From research undertaken in 2012 on where public bodies were at on Equal Pay and closing the gender pay gap, it was concluded :
government can finally, after more than 40 years, ensure that the missing piece of the jigsaw which has left equal pay for women as a job too long incomplete, is finally retrieved from behind the sofa cushions of public sector apathy. By commissioning a consortium of the major equality groups to construct and manage a centralised equal pay gap database accessible to all – ministers and members of the public - and designed to hold equal pay gap data submitted directly and annually by all public sector bodies, real mainstreaming, accountability, transparency and powerful drivers for effective performance management on delivering equal pay for all the protected characteristics would ensure equal pay across the equality spectrum did not require another 40 years.
In 2015, when research returned to look specifically at Universities in Scotland, the gender pay gap was revealed to be [18.85% ]. By 2019 the gender pay gap was 17.27% and in 2021 it was 16.49%.
When revisited in 2023, the focus of the research was to examined what universities were doing on occupational segregation and linking this to the gender pay gap. For those universities which provided key data sets for their individual pay gap figures, when aggregated, revealed a sector-wide Pay Gap of 15.18%.

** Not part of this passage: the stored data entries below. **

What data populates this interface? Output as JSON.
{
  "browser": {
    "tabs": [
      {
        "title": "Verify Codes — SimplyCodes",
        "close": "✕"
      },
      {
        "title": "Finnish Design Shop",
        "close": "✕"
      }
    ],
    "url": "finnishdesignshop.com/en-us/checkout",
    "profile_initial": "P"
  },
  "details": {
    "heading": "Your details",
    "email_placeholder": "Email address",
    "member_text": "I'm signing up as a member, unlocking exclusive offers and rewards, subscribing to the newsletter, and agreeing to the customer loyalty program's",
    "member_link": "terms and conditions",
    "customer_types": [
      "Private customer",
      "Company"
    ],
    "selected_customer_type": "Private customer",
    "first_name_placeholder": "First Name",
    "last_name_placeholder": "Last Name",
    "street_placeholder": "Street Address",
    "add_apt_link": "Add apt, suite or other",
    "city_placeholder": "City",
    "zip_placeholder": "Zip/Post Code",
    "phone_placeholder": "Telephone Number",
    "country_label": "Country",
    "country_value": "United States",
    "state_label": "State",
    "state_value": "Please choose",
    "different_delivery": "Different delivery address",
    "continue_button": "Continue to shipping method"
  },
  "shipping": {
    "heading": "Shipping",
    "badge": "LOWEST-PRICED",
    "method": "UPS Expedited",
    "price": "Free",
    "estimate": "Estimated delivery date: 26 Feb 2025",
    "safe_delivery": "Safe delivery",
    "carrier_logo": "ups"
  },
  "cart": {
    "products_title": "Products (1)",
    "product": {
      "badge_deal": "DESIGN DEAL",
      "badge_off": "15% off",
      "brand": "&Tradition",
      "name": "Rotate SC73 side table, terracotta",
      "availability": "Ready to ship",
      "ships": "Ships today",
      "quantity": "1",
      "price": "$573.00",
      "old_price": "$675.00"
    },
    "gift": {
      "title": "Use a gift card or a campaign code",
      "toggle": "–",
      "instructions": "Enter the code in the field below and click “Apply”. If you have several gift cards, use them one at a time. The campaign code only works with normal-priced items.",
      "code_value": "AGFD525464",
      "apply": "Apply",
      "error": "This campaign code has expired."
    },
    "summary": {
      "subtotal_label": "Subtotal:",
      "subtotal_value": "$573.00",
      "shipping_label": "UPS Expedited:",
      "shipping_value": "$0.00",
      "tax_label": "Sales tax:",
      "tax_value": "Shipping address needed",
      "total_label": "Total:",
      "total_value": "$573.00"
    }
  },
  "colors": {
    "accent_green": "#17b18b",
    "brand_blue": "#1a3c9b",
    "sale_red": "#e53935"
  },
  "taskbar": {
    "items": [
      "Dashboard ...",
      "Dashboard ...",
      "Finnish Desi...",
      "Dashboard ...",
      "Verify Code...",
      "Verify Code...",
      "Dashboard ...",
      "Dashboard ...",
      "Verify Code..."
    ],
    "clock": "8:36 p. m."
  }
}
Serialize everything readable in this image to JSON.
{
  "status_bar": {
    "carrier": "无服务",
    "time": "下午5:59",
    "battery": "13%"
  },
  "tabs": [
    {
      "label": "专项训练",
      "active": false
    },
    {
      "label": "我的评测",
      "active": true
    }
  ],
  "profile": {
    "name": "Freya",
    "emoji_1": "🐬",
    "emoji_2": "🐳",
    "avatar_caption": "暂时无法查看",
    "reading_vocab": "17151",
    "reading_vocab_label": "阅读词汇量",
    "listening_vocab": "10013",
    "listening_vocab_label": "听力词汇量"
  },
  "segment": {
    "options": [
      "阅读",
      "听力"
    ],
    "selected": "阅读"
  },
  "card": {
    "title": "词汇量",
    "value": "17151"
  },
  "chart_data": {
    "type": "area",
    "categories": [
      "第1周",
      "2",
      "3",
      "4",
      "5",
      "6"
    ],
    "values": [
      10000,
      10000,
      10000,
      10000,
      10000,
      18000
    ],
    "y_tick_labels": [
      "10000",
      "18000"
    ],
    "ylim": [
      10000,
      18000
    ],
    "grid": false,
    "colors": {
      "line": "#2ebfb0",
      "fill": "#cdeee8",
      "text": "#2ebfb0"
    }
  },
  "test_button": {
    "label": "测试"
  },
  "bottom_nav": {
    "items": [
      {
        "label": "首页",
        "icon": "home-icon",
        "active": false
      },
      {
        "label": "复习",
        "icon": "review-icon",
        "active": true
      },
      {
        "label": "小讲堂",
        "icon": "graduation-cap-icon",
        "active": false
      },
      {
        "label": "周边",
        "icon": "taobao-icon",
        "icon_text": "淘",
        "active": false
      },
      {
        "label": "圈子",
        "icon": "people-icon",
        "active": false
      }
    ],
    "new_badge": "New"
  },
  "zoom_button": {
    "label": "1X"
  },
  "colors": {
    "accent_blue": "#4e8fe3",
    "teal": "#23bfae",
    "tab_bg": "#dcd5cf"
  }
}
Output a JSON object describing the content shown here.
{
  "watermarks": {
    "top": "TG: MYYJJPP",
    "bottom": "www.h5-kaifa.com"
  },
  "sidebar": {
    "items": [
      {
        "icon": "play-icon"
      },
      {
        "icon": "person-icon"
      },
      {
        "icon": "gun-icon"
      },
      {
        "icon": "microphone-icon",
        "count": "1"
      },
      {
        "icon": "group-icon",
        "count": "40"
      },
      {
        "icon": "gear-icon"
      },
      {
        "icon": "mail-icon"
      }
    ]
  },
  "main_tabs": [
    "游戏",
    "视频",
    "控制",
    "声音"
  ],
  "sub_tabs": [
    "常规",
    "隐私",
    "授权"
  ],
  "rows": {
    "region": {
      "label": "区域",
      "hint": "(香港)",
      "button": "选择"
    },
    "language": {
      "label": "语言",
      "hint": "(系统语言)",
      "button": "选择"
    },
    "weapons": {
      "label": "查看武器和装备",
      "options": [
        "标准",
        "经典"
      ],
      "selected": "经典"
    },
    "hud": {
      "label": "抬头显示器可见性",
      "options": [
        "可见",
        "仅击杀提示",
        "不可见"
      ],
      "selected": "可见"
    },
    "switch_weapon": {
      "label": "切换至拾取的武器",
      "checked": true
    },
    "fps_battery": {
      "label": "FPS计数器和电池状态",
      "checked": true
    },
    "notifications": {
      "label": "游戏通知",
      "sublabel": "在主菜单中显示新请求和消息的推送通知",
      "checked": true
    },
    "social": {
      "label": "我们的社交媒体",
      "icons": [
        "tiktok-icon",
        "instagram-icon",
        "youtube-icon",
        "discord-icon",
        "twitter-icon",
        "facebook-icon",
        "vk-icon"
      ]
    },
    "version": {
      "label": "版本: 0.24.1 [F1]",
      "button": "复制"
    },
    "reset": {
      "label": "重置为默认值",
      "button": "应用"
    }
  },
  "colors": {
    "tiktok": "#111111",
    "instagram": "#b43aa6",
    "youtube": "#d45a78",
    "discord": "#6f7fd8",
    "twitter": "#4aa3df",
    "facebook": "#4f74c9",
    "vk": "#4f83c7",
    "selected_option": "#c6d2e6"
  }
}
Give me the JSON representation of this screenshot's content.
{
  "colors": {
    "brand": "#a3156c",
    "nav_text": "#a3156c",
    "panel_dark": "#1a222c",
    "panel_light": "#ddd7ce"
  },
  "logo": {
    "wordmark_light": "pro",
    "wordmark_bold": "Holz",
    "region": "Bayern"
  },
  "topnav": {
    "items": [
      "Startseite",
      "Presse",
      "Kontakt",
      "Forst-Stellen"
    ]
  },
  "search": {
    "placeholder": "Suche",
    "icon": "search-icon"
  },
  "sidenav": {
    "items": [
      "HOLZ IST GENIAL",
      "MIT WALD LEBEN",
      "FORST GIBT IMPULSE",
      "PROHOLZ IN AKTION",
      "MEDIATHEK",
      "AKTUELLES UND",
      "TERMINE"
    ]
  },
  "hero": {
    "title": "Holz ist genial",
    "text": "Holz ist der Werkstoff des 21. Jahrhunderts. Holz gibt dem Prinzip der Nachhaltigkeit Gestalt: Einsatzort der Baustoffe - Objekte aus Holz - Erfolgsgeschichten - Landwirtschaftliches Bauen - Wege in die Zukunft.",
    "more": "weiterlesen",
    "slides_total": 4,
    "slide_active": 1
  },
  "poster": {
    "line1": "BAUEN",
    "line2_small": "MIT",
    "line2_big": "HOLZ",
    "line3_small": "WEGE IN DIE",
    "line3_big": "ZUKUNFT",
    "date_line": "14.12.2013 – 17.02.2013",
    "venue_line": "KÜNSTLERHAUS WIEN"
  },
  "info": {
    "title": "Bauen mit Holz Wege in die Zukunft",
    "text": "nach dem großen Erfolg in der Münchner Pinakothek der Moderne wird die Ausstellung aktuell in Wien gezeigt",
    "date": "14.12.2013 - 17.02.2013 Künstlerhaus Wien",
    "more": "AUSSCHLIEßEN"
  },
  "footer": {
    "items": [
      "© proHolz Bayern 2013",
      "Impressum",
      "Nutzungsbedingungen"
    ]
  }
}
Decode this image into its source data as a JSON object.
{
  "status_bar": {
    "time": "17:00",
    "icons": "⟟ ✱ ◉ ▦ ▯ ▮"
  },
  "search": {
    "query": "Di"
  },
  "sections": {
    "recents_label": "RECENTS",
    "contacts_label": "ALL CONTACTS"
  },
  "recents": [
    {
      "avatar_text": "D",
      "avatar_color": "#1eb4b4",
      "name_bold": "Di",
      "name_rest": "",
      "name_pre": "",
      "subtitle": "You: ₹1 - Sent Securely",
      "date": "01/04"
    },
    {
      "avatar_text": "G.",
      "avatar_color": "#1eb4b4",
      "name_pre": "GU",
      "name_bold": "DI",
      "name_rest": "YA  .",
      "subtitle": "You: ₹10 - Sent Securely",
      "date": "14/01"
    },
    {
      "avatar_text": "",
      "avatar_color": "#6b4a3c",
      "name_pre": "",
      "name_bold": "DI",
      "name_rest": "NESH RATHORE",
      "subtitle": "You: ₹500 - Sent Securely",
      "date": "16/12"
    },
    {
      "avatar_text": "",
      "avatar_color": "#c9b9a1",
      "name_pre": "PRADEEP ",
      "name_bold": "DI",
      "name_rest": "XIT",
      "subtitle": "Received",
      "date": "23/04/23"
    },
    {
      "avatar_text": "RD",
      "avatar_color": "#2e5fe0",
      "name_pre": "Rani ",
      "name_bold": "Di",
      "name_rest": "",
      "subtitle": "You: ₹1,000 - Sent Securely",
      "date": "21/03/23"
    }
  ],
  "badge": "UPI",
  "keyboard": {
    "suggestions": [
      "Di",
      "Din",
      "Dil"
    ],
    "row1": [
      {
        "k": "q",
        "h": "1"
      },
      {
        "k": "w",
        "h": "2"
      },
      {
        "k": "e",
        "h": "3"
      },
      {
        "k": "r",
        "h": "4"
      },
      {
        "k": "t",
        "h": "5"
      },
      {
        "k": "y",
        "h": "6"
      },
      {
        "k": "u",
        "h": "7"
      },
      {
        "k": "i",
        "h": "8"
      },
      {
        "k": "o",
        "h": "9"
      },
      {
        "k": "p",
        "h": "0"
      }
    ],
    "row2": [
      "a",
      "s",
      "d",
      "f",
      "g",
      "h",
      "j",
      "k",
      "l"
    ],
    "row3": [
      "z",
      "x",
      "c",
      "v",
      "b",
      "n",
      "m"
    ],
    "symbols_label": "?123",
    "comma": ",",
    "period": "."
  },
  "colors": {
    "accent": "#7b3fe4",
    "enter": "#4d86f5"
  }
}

On occupational segregation and its link to the Pay Gaps being reported, there was no evidence of a consistent sector-wide approach, with some universities not even using the phrase in their analysis of what were the causes of the Pay Gaps. Of those universities which did mention occupational segregation in their reports, none offered any SMART goals for reducing and eliminating it in closing the Pay Gaps being reported.